When book introduces spans it's says something like that
 span R is
[ 1, 10, 11
  2, 20, 21,
  3, 30, 31]
Where (10, 20, 30) is recorded temperatures in experiment and (11, 21, 31) is recorded pressures (please see the book, it's free)

Let A and B be sets and let A <- R -> B be a span. By the universal
  property of products, we have a unique map R p-> A x B. We make a
  matrix of natural numbers out of this data as follows. The set of rows
  is A, the set of columns is B. For elements a from A and b from B, the
  (a, b)-entry is the cardinality of its preimage, i.e. the number of
  elements in R that are sent by p to (a,b).

My comments

The set of rows is A..

What? I thought A is the set of temperatures, not the rows. If it's rows is it {(1, 10, 11), (2, 20, 21)...} or is he talking about row numbers? The rest of it I can't understand because of this part. 
 A: Writing $A \leftarrow R \to B$ we mean that $R,A,B$ are objects in some category (here they seem to be sets) and we have arrows $R \to A$ and $R \to B$ (here they seem to be functions). This data together is also called a span.
In this case, we have $R = \{1,2,3\}$, which are just names for the three measurements you made. You have $A = \{10,20,30\}$, the set of recorded temperatures, and $B = \{11, 21, 31\}$, the set of recorded pressures.
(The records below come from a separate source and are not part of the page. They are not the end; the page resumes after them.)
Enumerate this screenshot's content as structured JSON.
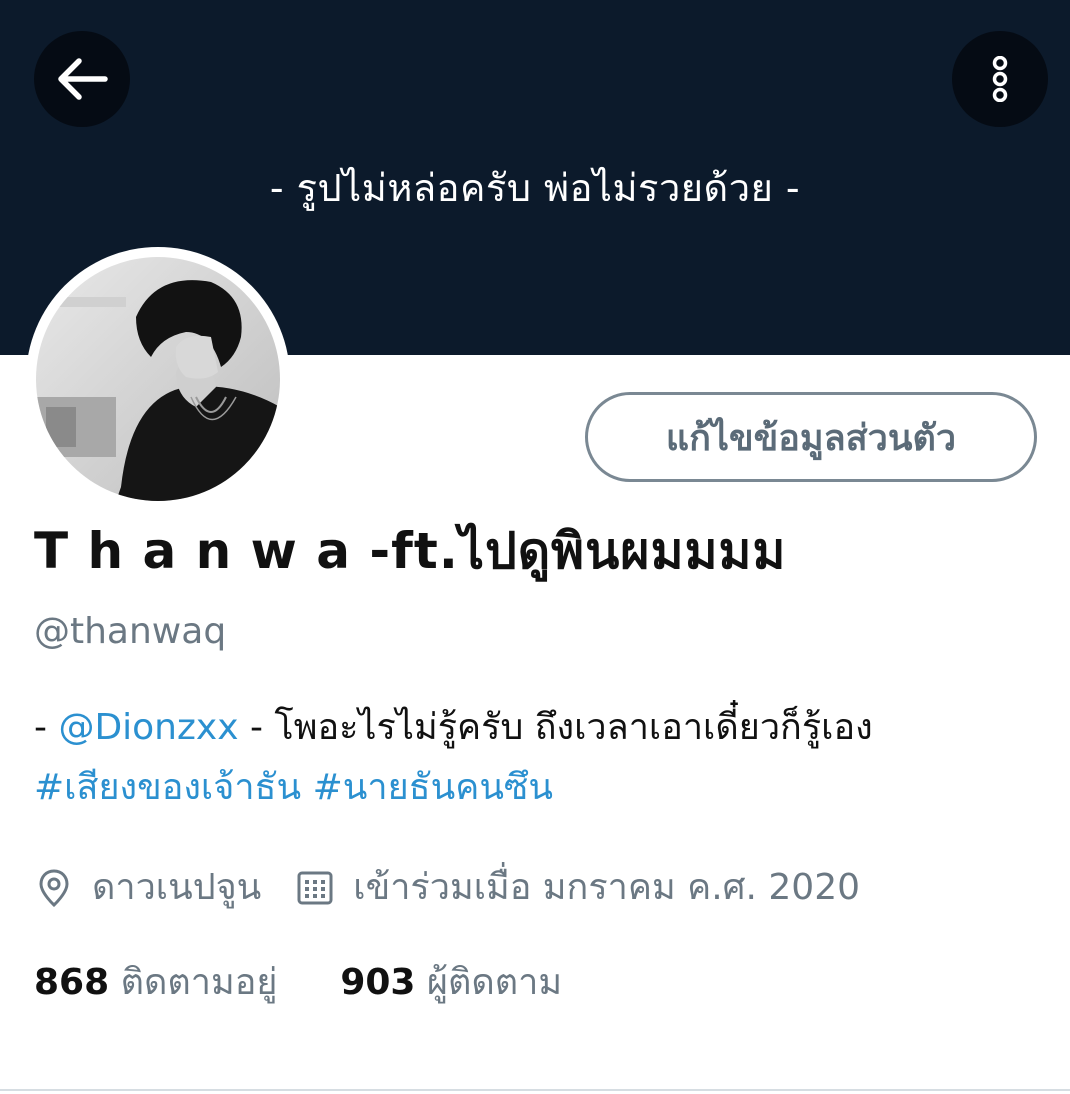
{
  "header": {
    "banner_text": "- รูปไม่หล่อครับ พ่อไม่รวยด้วย -",
    "back_icon": "arrow-left-icon",
    "more_icon": "more-vertical-icon"
  },
  "profile": {
    "edit_button_label": "แก้ไขข้อมูลส่วนตัว",
    "display_name": "T h a n w a -ft.ไปดูพินผมมมม",
    "handle": "@thanwaq",
    "bio": {
      "prefix": "- ",
      "mention": "@Dionzxx",
      "after_mention": " -  โพอะไรไม่รู้ครับ ถึงเวลาเอาเดี๋ยวก็รู้เอง",
      "hashtag1": "#เสียงของเจ้าธัน",
      "hashtag2": "#นายธันคนซึน"
    },
    "location": "ดาวเนปจูน",
    "joined": "เข้าร่วมเมื่อ มกราคม ค.ศ. 2020",
    "following_count": "868",
    "following_label": "ติดตามอยู่",
    "followers_count": "903",
    "followers_label": "ผู้ติดตาม"
  },
  "colors": {
    "banner": "#0c1a2b",
    "link": "#2b90d0",
    "secondary_text": "#6b7883"
  }
}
Then, the function $R \to A$ is given by $x \mapsto 10\cdot x$, and the function $R \to B$ is given by $x \mapsto 10 \cdot x + 1$. Then the product $A \times B$ is given by $\{(a,b) \mid a \in A, b \in A\}$. For instance, $(10,21) \in A \times B$.
From the universal property of the product you obtain a mapping $P \to A \times B$, which takes $1$ to $(10,11)$, which takes $2$ to $(20,21)$ and which takes $3$ to $(30,31)$. Note that this just encodes both the mappings $R \to A$ and $R \to B$ at the same time, which is precisely what the product is supposed to do.
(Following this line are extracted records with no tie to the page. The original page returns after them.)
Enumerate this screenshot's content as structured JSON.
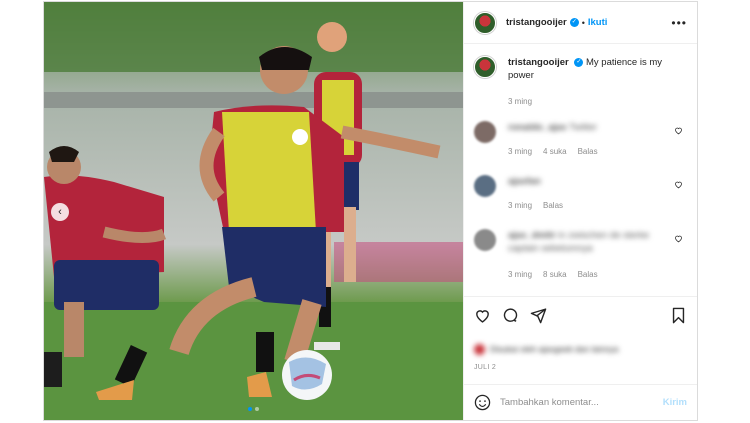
{
  "post": {
    "username": "tristangooijer",
    "follow_label": "Ikuti",
    "more_label": "•••",
    "caption": "My patience is my power",
    "caption_time": "3 ming"
  },
  "comments": [
    {
      "name": "ronaldo_ajax",
      "text": "Twitter",
      "time": "3 ming",
      "likes": "4 suka",
      "reply": "Balas"
    },
    {
      "name": "ajaxfan",
      "text": "",
      "time": "3 ming",
      "likes": "",
      "reply": "Balas"
    },
    {
      "name": "ajax_dmitr",
      "text": "in zwischen de sterke captain sebelumnya",
      "time": "3 ming",
      "likes": "8 suka",
      "reply": "Balas"
    }
  ],
  "likes_text": "Disukai oleh ajaxgeek dan lainnya",
  "date": "JULI 2",
  "add_comment_placeholder": "Tambahkan komentar...",
  "send_label": "Kirim",
  "colors": {
    "accent": "#0095f6",
    "muted": "#8e8e8e"
  },
  "icons": [
    "heart-icon",
    "comment-icon",
    "share-icon",
    "bookmark-icon",
    "emoji-icon",
    "verified-icon",
    "carousel-prev-icon"
  ]
}
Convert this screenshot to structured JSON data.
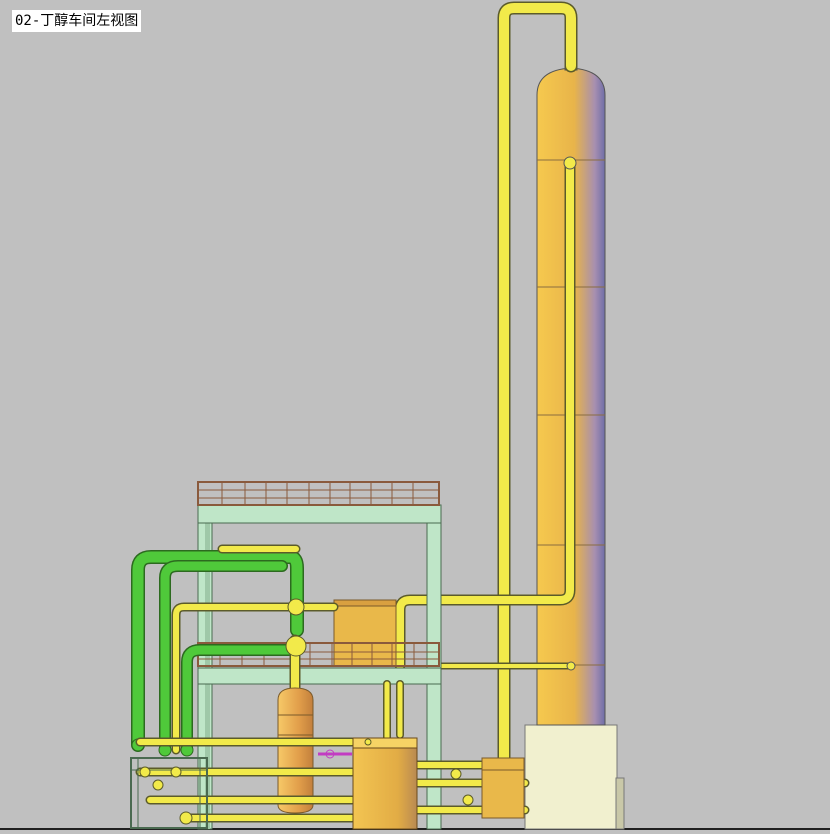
{
  "title": "02-丁醇车间左视图",
  "colors": {
    "background": "#c0c0c0",
    "pipe_yellow": "#f2ea4a",
    "pipe_green": "#4fc93a",
    "vessel_orange": "#e9b84a",
    "frame_green": "#bfe6c8",
    "railing_brown": "#8a5a3c",
    "base_cream": "#f1f0cf"
  }
}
Then, we form a matrix out of this: when we say that "the set of rows is $A$", what we mean is that the matrix will have one row for each element of $A$; and similarly, the matrix will have one column for each element of $B$. Since both have $3$ elements, it will be a $3 \times 3$ matrix. Each element $a\in A$ corresponds to a row, and each element $b \in B$ corresponds to a column, so each element $(a,b) \in A \times B$ corresponds to an entry in this matrix.
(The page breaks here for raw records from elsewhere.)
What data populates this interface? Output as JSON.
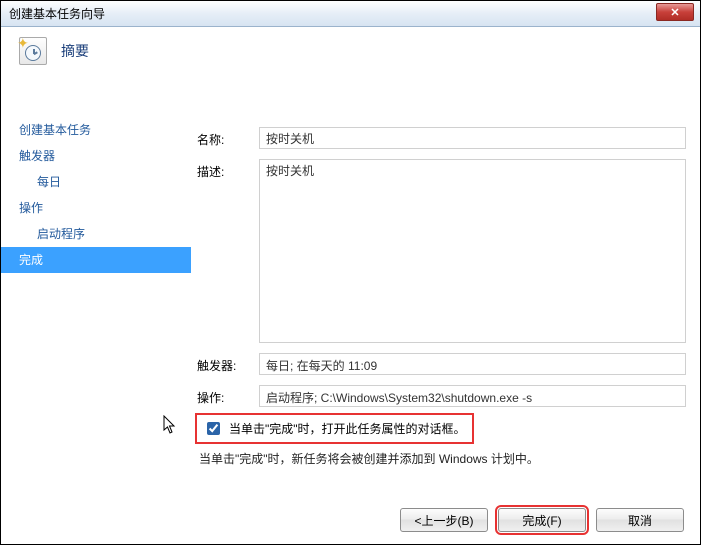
{
  "window": {
    "title": "创建基本任务向导"
  },
  "header": {
    "heading": "摘要"
  },
  "sidebar": {
    "items": [
      {
        "label": "创建基本任务",
        "indent": false,
        "selected": false
      },
      {
        "label": "触发器",
        "indent": false,
        "selected": false
      },
      {
        "label": "每日",
        "indent": true,
        "selected": false
      },
      {
        "label": "操作",
        "indent": false,
        "selected": false
      },
      {
        "label": "启动程序",
        "indent": true,
        "selected": false
      },
      {
        "label": "完成",
        "indent": false,
        "selected": true
      }
    ]
  },
  "form": {
    "name_label": "名称:",
    "name_value": "按时关机",
    "desc_label": "描述:",
    "desc_value": "按时关机",
    "trigger_label": "触发器:",
    "trigger_value": "每日; 在每天的 11:09",
    "action_label": "操作:",
    "action_value": "启动程序; C:\\Windows\\System32\\shutdown.exe -s"
  },
  "checkbox": {
    "checked": true,
    "label": "当单击\"完成\"时，打开此任务属性的对话框。"
  },
  "footer": {
    "note": "当单击\"完成\"时，新任务将会被创建并添加到 Windows 计划中。"
  },
  "buttons": {
    "back": "<上一步(B)",
    "finish": "完成(F)",
    "cancel": "取消"
  },
  "colors": {
    "accent": "#3ba1ff",
    "highlight": "#e73232"
  }
}
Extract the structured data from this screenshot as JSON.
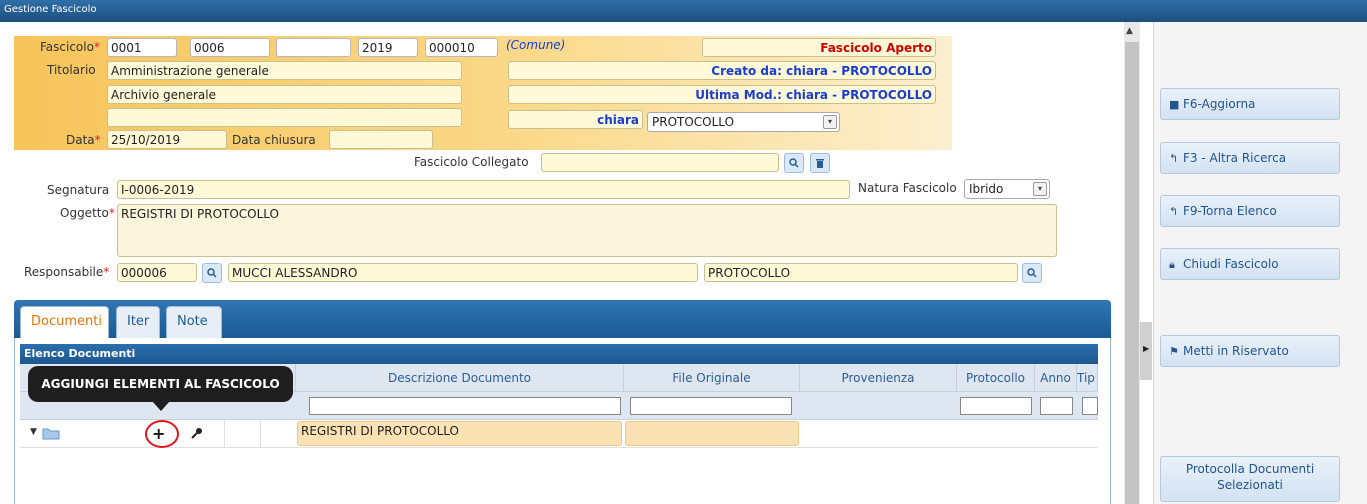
{
  "window": {
    "title": "Gestione Fascicolo"
  },
  "header": {
    "fascicolo_label": "Fascicolo",
    "fascicolo_codes": [
      "0001",
      "0006",
      "",
      "2019",
      "000010"
    ],
    "comune_label": "(Comune)",
    "status": "Fascicolo Aperto",
    "titolario_label": "Titolario",
    "titolario_1": "Amministrazione generale",
    "titolario_2": "Archivio generale",
    "titolario_3": "",
    "created_by": "Creato da: chiara - PROTOCOLLO",
    "last_mod": "Ultima Mod.: chiara - PROTOCOLLO",
    "user": "chiara",
    "office_select": "PROTOCOLLO",
    "data_label": "Data",
    "data_value": "25/10/2019",
    "data_chiusura_label": "Data chiusura",
    "data_chiusura_value": ""
  },
  "form": {
    "collegato_label": "Fascicolo Collegato",
    "collegato_value": "",
    "segnatura_label": "Segnatura",
    "segnatura_value": "I-0006-2019",
    "natura_label": "Natura Fascicolo",
    "natura_value": "Ibrido",
    "oggetto_label": "Oggetto",
    "oggetto_value": "REGISTRI DI PROTOCOLLO",
    "responsabile_label": "Responsabile",
    "responsabile_code": "000006",
    "responsabile_name": "MUCCI ALESSANDRO",
    "responsabile_office": "PROTOCOLLO"
  },
  "tabs": [
    {
      "label": "Documenti",
      "active": true
    },
    {
      "label": "Iter",
      "active": false
    },
    {
      "label": "Note",
      "active": false
    }
  ],
  "grid": {
    "title": "Elenco Documenti",
    "columns": [
      "Descrizione Documento",
      "File Originale",
      "Provenienza",
      "Protocollo",
      "Anno",
      "Tip"
    ],
    "rows": [
      {
        "descrizione": "REGISTRI DI PROTOCOLLO",
        "file": "",
        "provenienza": "",
        "protocollo": "",
        "anno": ""
      }
    ]
  },
  "tooltip": "AGGIUNGI ELEMENTI AL FASCICOLO",
  "sidebar": {
    "buttons": [
      {
        "label": "F6-Aggiorna",
        "icon": "save-icon"
      },
      {
        "label": "F3 - Altra Ricerca",
        "icon": "back-arrow-icon"
      },
      {
        "label": "F9-Torna Elenco",
        "icon": "back-arrow-icon"
      },
      {
        "label": "Chiudi Fascicolo",
        "icon": "lock-icon"
      },
      {
        "label": "Metti in Riservato",
        "icon": "flag-icon"
      }
    ],
    "protocolla_line1": "Protocolla Documenti",
    "protocolla_line2": "Selezionati"
  },
  "colors": {
    "accent": "#1d5a92",
    "header_band": "#f7c45a",
    "required": "#d22222",
    "status_red": "#d00000"
  }
}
Then, the value of entry $(a,b)$ in this matrix is the number of elements of $R$ that gets mapped to $(a,b)$ by the morphism $R \to A \times B$. In the example you gave, this is not particularly interesting (because the outcome for all experiments is different). If you get the same observation multiple times -- for example, on the fourth measurement you get a temperature of 20 and a pressure of 22 -- this matrix contains more interesting information.